[Warning: Reflection ahead]
I can’t remember anyone every saying anything nice about 40. Growing up, it was always something to be dreaded, the subject of lame Hallmark cards featuring grim reapers and “over the hill” jokes. My earliest thoughts of considering about what it might be like to be 40 are all tied up with a 1980s cultural conversation about aging rockers. Wasn’t it, maybe, after all, a little embarrassing for the Rolling Stones to be prancing about the stage in their forties? What is rock and roll if not the music of youthful rebellion, etc., etc., ad nauseum.
Truth is, I didn’t think all that much about turning 40 until about a year ago, when it started to feel imminent, maybe even unavoidable.
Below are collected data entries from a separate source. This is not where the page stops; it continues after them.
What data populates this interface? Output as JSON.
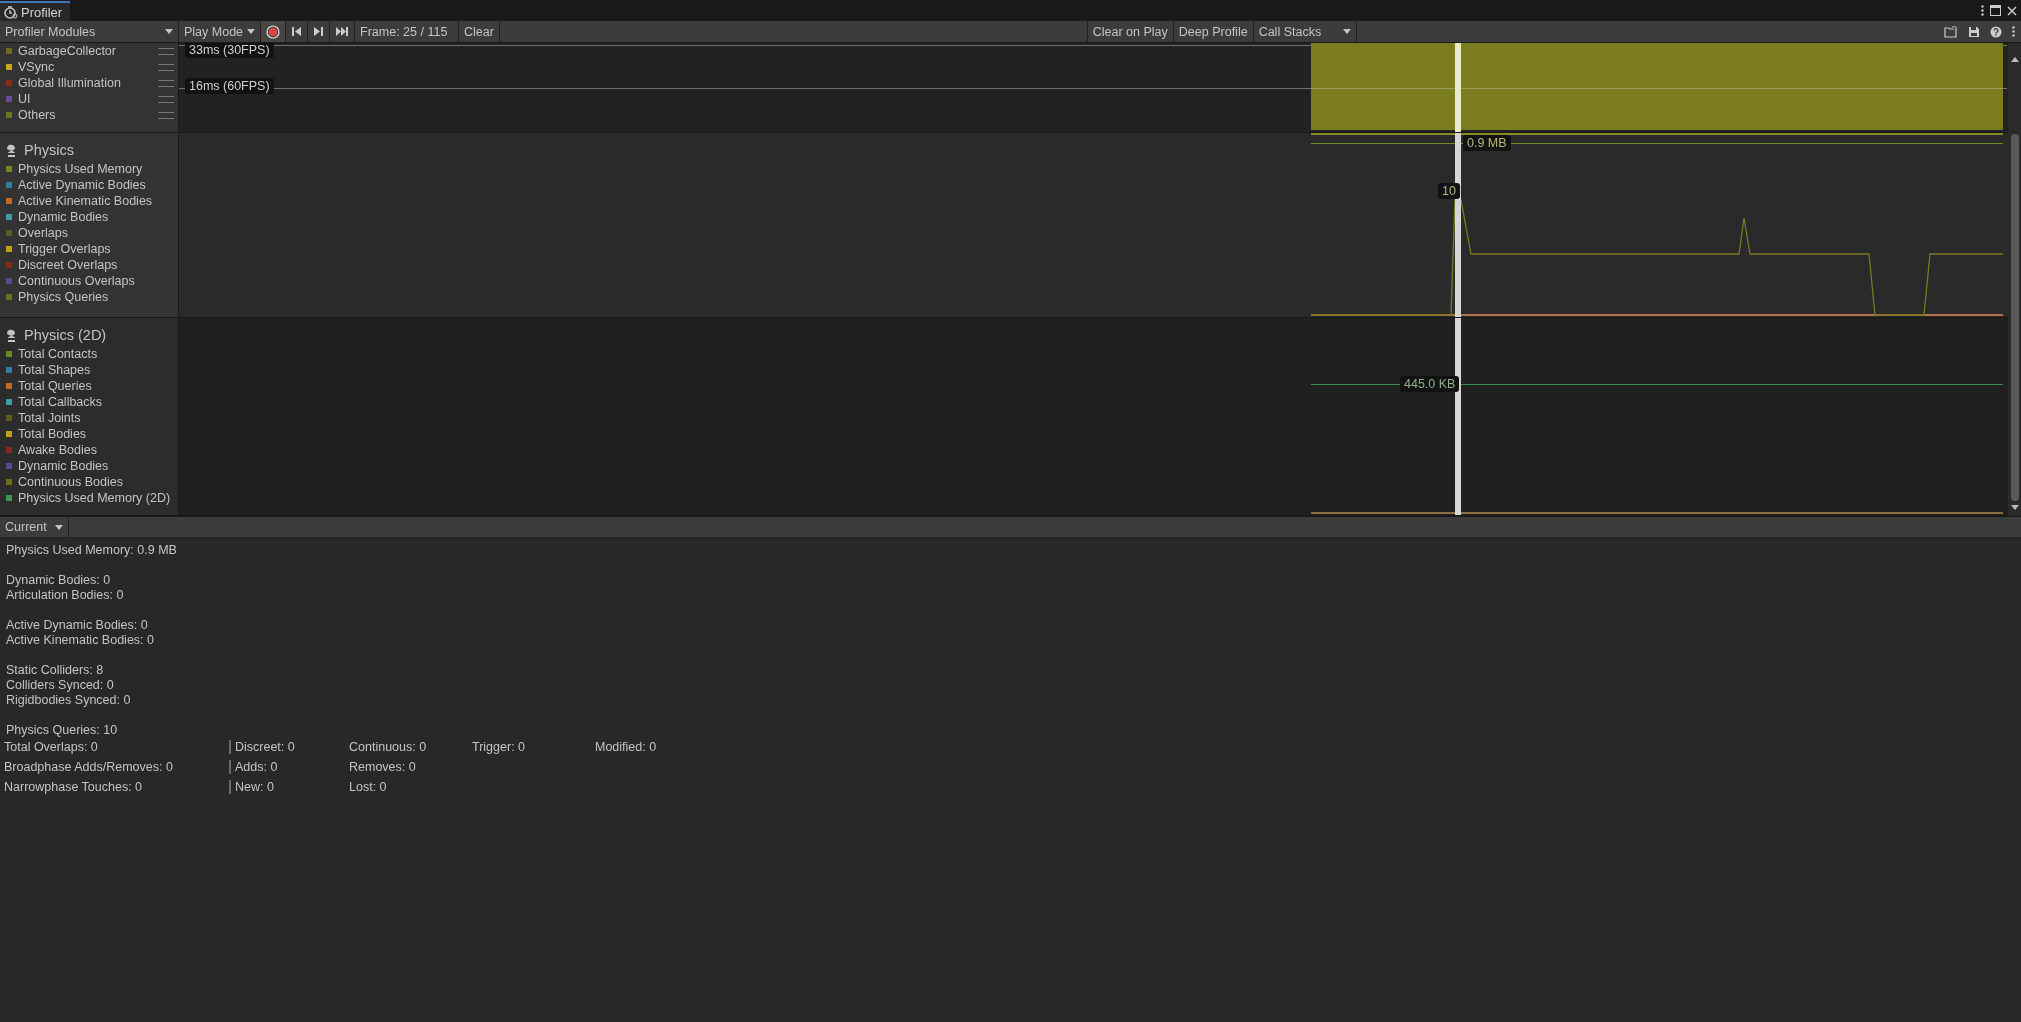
{
  "window": {
    "tab_title": "Profiler"
  },
  "toolbar": {
    "modules_dropdown": "Profiler Modules",
    "play_mode": "Play Mode",
    "record": {
      "on": true
    },
    "frame": "Frame: 25 / 115",
    "clear": "Clear",
    "clear_on_play": "Clear on Play",
    "deep_profile": "Deep Profile",
    "call_stacks": "Call Stacks"
  },
  "top_module": {
    "items": [
      {
        "label": "GarbageCollector",
        "color": "#6b6b1e"
      },
      {
        "label": "VSync",
        "color": "#c8a51a"
      },
      {
        "label": "Global Illumination",
        "color": "#8b2a16"
      },
      {
        "label": "UI",
        "color": "#6a4c9c"
      },
      {
        "label": "Others",
        "color": "#6e7320"
      }
    ],
    "markers": [
      "33ms (30FPS)",
      "16ms (60FPS)"
    ]
  },
  "physics": {
    "title": "Physics",
    "items": [
      {
        "label": "Physics Used Memory",
        "color": "#6d8c1e"
      },
      {
        "label": "Active Dynamic Bodies",
        "color": "#2f7fa0"
      },
      {
        "label": "Active Kinematic Bodies",
        "color": "#c7671a"
      },
      {
        "label": "Dynamic Bodies",
        "color": "#3a9cab"
      },
      {
        "label": "Overlaps",
        "color": "#5c5a1c"
      },
      {
        "label": "Trigger Overlaps",
        "color": "#c0a219"
      },
      {
        "label": "Discreet Overlaps",
        "color": "#8a2a17"
      },
      {
        "label": "Continuous Overlaps",
        "color": "#5a4a95"
      },
      {
        "label": "Physics Queries",
        "color": "#6e6e20"
      }
    ],
    "value_labels": [
      "0.9 MB",
      "10"
    ]
  },
  "physics_2d": {
    "title": "Physics (2D)",
    "items": [
      {
        "label": "Total Contacts",
        "color": "#6d8c1f"
      },
      {
        "label": "Total Shapes",
        "color": "#2f7fa1"
      },
      {
        "label": "Total Queries",
        "color": "#c7671b"
      },
      {
        "label": "Total Callbacks",
        "color": "#3a9cac"
      },
      {
        "label": "Total Joints",
        "color": "#5c5a1d"
      },
      {
        "label": "Total Bodies",
        "color": "#c0a21a"
      },
      {
        "label": "Awake Bodies",
        "color": "#8a2a18"
      },
      {
        "label": "Dynamic Bodies",
        "color": "#5a4a96"
      },
      {
        "label": "Continuous Bodies",
        "color": "#6e6e21"
      },
      {
        "label": "Physics Used Memory (2D)",
        "color": "#3c9a4e"
      }
    ],
    "value_labels": [
      "445.0 KB"
    ]
  },
  "details": {
    "view": "Current",
    "groups": [
      [
        "Physics Used Memory: 0.9 MB"
      ],
      [
        "Dynamic Bodies: 0",
        "Articulation Bodies: 0"
      ],
      [
        "Active Dynamic Bodies: 0",
        "Active Kinematic Bodies: 0"
      ],
      [
        "Static Colliders: 8",
        "Colliders Synced: 0",
        "Rigidbodies Synced: 0"
      ],
      [
        "Physics Queries: 10"
      ]
    ],
    "table": [
      [
        "Total Overlaps: 0",
        "Discreet: 0",
        "Continuous: 0",
        "Trigger: 0",
        "Modified: 0"
      ],
      [
        "Broadphase Adds/Removes: 0",
        "Adds: 0",
        "Removes: 0"
      ],
      [
        "Narrowphase Touches: 0",
        "New: 0",
        "Lost: 0"
      ]
    ]
  }
}
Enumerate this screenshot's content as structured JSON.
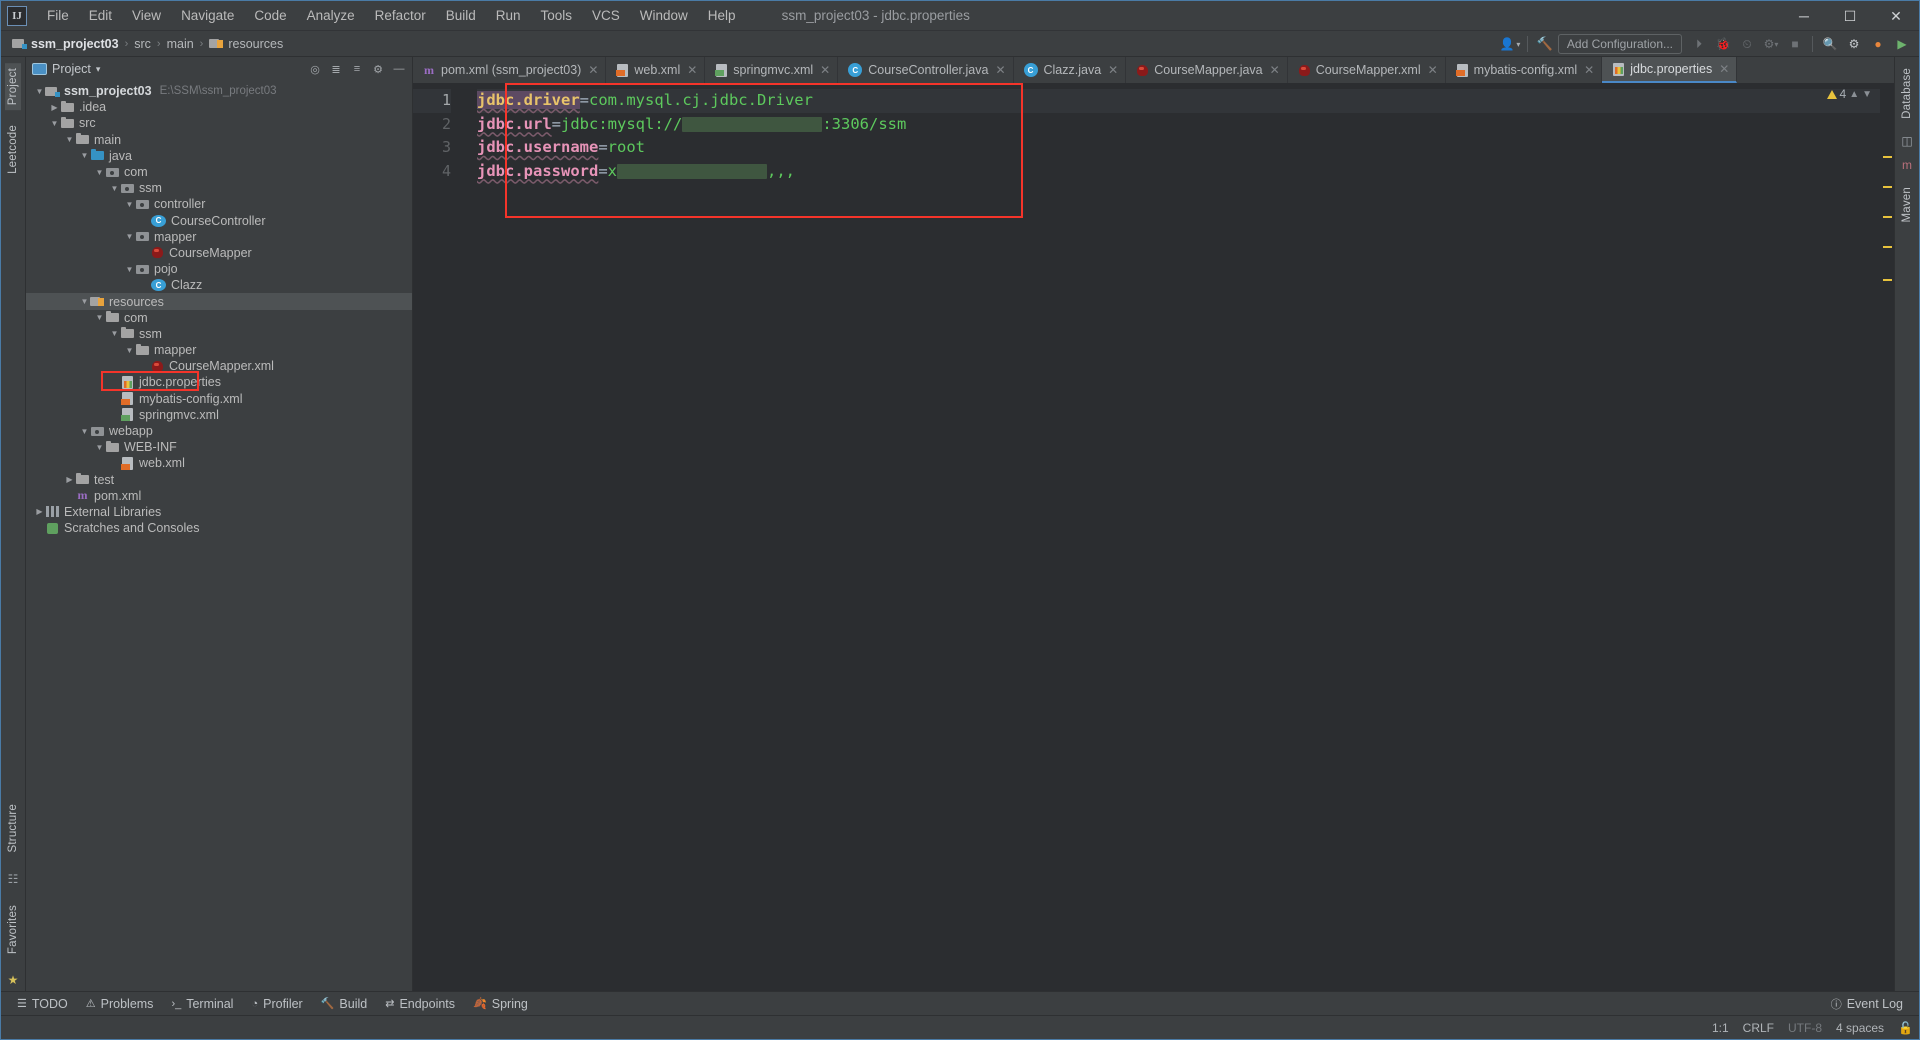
{
  "window": {
    "title": "ssm_project03 - jdbc.properties",
    "logo": "intellij-idea-logo",
    "minimize": "─",
    "maximize": "☐",
    "close": "✕"
  },
  "menu": {
    "items": [
      "File",
      "Edit",
      "View",
      "Navigate",
      "Code",
      "Analyze",
      "Refactor",
      "Build",
      "Run",
      "Tools",
      "VCS",
      "Window",
      "Help"
    ]
  },
  "navbar": {
    "breadcrumbs": [
      {
        "label": "ssm_project03",
        "icon": "module-icon",
        "bold": true
      },
      {
        "label": "src",
        "icon": "folder-icon",
        "bold": false
      },
      {
        "label": "main",
        "icon": "folder-icon",
        "bold": false
      },
      {
        "label": "resources",
        "icon": "resources-folder-icon",
        "bold": false
      }
    ],
    "separator": "›",
    "add_configuration": "Add Configuration...",
    "icons": [
      "user-avatar-icon",
      "build-hammer-icon",
      "run-icon",
      "debug-icon",
      "run-coverage-icon",
      "profiler-icon",
      "stop-icon",
      "search-icon",
      "settings-gear-icon",
      "git-update-icon"
    ]
  },
  "left_rail": {
    "top": [
      "Project",
      "Leetcode"
    ],
    "bottom": [
      "Structure",
      "Favorites"
    ],
    "active": "Project"
  },
  "right_rail": {
    "items": [
      "Database",
      "m",
      "Maven"
    ]
  },
  "project_panel": {
    "title": "Project",
    "dropdown_caret": "▾",
    "header_icons": [
      "locate-icon",
      "expand-all-icon",
      "collapse-all-icon",
      "settings-gear-icon",
      "hide-icon"
    ],
    "tree": [
      {
        "depth": 0,
        "arrow": "down",
        "icon": "module-icon",
        "label": "ssm_project03",
        "path": "E:\\SSM\\ssm_project03",
        "bold": true
      },
      {
        "depth": 1,
        "arrow": "right",
        "icon": "folder-icon",
        "label": ".idea"
      },
      {
        "depth": 1,
        "arrow": "down",
        "icon": "folder-icon",
        "label": "src"
      },
      {
        "depth": 2,
        "arrow": "down",
        "icon": "folder-icon",
        "label": "main"
      },
      {
        "depth": 3,
        "arrow": "down",
        "icon": "source-folder-icon",
        "label": "java"
      },
      {
        "depth": 4,
        "arrow": "down",
        "icon": "package-icon",
        "label": "com"
      },
      {
        "depth": 5,
        "arrow": "down",
        "icon": "package-icon",
        "label": "ssm"
      },
      {
        "depth": 6,
        "arrow": "down",
        "icon": "package-icon",
        "label": "controller"
      },
      {
        "depth": 7,
        "arrow": "none",
        "icon": "java-class-icon",
        "label": "CourseController"
      },
      {
        "depth": 6,
        "arrow": "down",
        "icon": "package-icon",
        "label": "mapper"
      },
      {
        "depth": 7,
        "arrow": "none",
        "icon": "mybatis-icon",
        "label": "CourseMapper"
      },
      {
        "depth": 6,
        "arrow": "down",
        "icon": "package-icon",
        "label": "pojo"
      },
      {
        "depth": 7,
        "arrow": "none",
        "icon": "java-class-icon",
        "label": "Clazz"
      },
      {
        "depth": 3,
        "arrow": "down",
        "icon": "resources-folder-icon",
        "label": "resources",
        "selected": true
      },
      {
        "depth": 4,
        "arrow": "down",
        "icon": "folder-icon",
        "label": "com"
      },
      {
        "depth": 5,
        "arrow": "down",
        "icon": "folder-icon",
        "label": "ssm"
      },
      {
        "depth": 6,
        "arrow": "down",
        "icon": "folder-icon",
        "label": "mapper"
      },
      {
        "depth": 7,
        "arrow": "none",
        "icon": "mybatis-icon",
        "label": "CourseMapper.xml"
      },
      {
        "depth": 5,
        "arrow": "none",
        "icon": "properties-icon",
        "label": "jdbc.properties",
        "highlighted": true
      },
      {
        "depth": 5,
        "arrow": "none",
        "icon": "xml-icon",
        "label": "mybatis-config.xml"
      },
      {
        "depth": 5,
        "arrow": "none",
        "icon": "spring-xml-icon",
        "label": "springmvc.xml"
      },
      {
        "depth": 3,
        "arrow": "down",
        "icon": "package-icon",
        "label": "webapp"
      },
      {
        "depth": 4,
        "arrow": "down",
        "icon": "folder-icon",
        "label": "WEB-INF"
      },
      {
        "depth": 5,
        "arrow": "none",
        "icon": "xml-icon",
        "label": "web.xml"
      },
      {
        "depth": 2,
        "arrow": "right",
        "icon": "folder-icon",
        "label": "test"
      },
      {
        "depth": 2,
        "arrow": "none",
        "icon": "maven-icon",
        "label": "pom.xml"
      },
      {
        "depth": 0,
        "arrow": "right",
        "icon": "libraries-icon",
        "label": "External Libraries"
      },
      {
        "depth": 0,
        "arrow": "none",
        "icon": "scratches-icon",
        "label": "Scratches and Consoles"
      }
    ]
  },
  "editor": {
    "tabs": [
      {
        "label": "pom.xml (ssm_project03)",
        "icon": "maven-icon",
        "active": false
      },
      {
        "label": "web.xml",
        "icon": "xml-icon",
        "active": false
      },
      {
        "label": "springmvc.xml",
        "icon": "spring-xml-icon",
        "active": false
      },
      {
        "label": "CourseController.java",
        "icon": "java-class-icon",
        "active": false
      },
      {
        "label": "Clazz.java",
        "icon": "java-class-icon",
        "active": false
      },
      {
        "label": "CourseMapper.java",
        "icon": "mybatis-icon",
        "active": false
      },
      {
        "label": "CourseMapper.xml",
        "icon": "mybatis-icon",
        "active": false
      },
      {
        "label": "mybatis-config.xml",
        "icon": "xml-icon",
        "active": false
      },
      {
        "label": "jdbc.properties",
        "icon": "properties-icon",
        "active": true
      }
    ],
    "tab_close": "✕",
    "line_numbers": [
      "1",
      "2",
      "3",
      "4"
    ],
    "lines": [
      {
        "key": "jdbc.driver",
        "eq": "=",
        "value": "com.mysql.cj.jdbc.Driver",
        "redacted": false,
        "selected_key": true
      },
      {
        "key": "jdbc.url",
        "eq": "=",
        "value": "jdbc:mysql://",
        "redacted": true,
        "redacted_tail": ":3306/ssm",
        "selected_key": false
      },
      {
        "key": "jdbc.username",
        "eq": "=",
        "value": "root",
        "redacted": false,
        "selected_key": false
      },
      {
        "key": "jdbc.password",
        "eq": "=",
        "value": "x",
        "redacted": true,
        "redacted_tail": ",,,",
        "selected_key": false
      }
    ],
    "inspection": {
      "count": "4",
      "icon": "warning-triangle-icon",
      "up": "⌃",
      "down": "⌄"
    }
  },
  "bottom_toolbar": {
    "items": [
      {
        "label": "TODO",
        "icon": "todo-list-icon"
      },
      {
        "label": "Problems",
        "icon": "problems-icon"
      },
      {
        "label": "Terminal",
        "icon": "terminal-icon"
      },
      {
        "label": "Profiler",
        "icon": "profiler-icon"
      },
      {
        "label": "Build",
        "icon": "build-hammer-icon"
      },
      {
        "label": "Endpoints",
        "icon": "endpoints-icon"
      },
      {
        "label": "Spring",
        "icon": "spring-leaf-icon"
      }
    ],
    "event_log": {
      "label": "Event Log",
      "icon": "event-log-icon"
    }
  },
  "statusbar": {
    "caret": "1:1",
    "line_separator": "CRLF",
    "encoding": "UTF-8",
    "indent": "4 spaces",
    "lock_icon": "read-only-lock-icon"
  },
  "colors": {
    "accent_red": "#f5342a",
    "tab_active": "#4e5254",
    "key_pink": "#e794b8",
    "value_green": "#5dc95d",
    "panel_bg": "#3c3f41",
    "editor_bg": "#2b2d30"
  }
}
My last check-up found me in great shape, having recently dropped about 30 pounds and I always look both ways before crossing the street. And today I made it to that landmark. And, you know what? It doesn’t feel bad at all. In fact, it feels pretty good. I’m going into it with a happy marriage, a cheery toddler, and a sense of possibility. My career recently took an unexpected turn, but after a few weeks away I now think of that in terms of conversations I don’t have to have, burdens I don’t have to shoulder, and opportunities I can now explore. It’s scary but exciting. I’ve spent my career watching, listening, thinking, connecting, and helping likeminded colleagues do the same. I’m confident those skills will transfer elsewhere.
And if I can take a moment to be self-indulgent—and I think the occasion warrants it, if any—I feel better than I have in a long time: loved by my family, confident in my professional abilities, secure that I conduct myself personally with care and integrity, and ready for whatever the next decade brings. I’ve heard fifty’s not so bad either.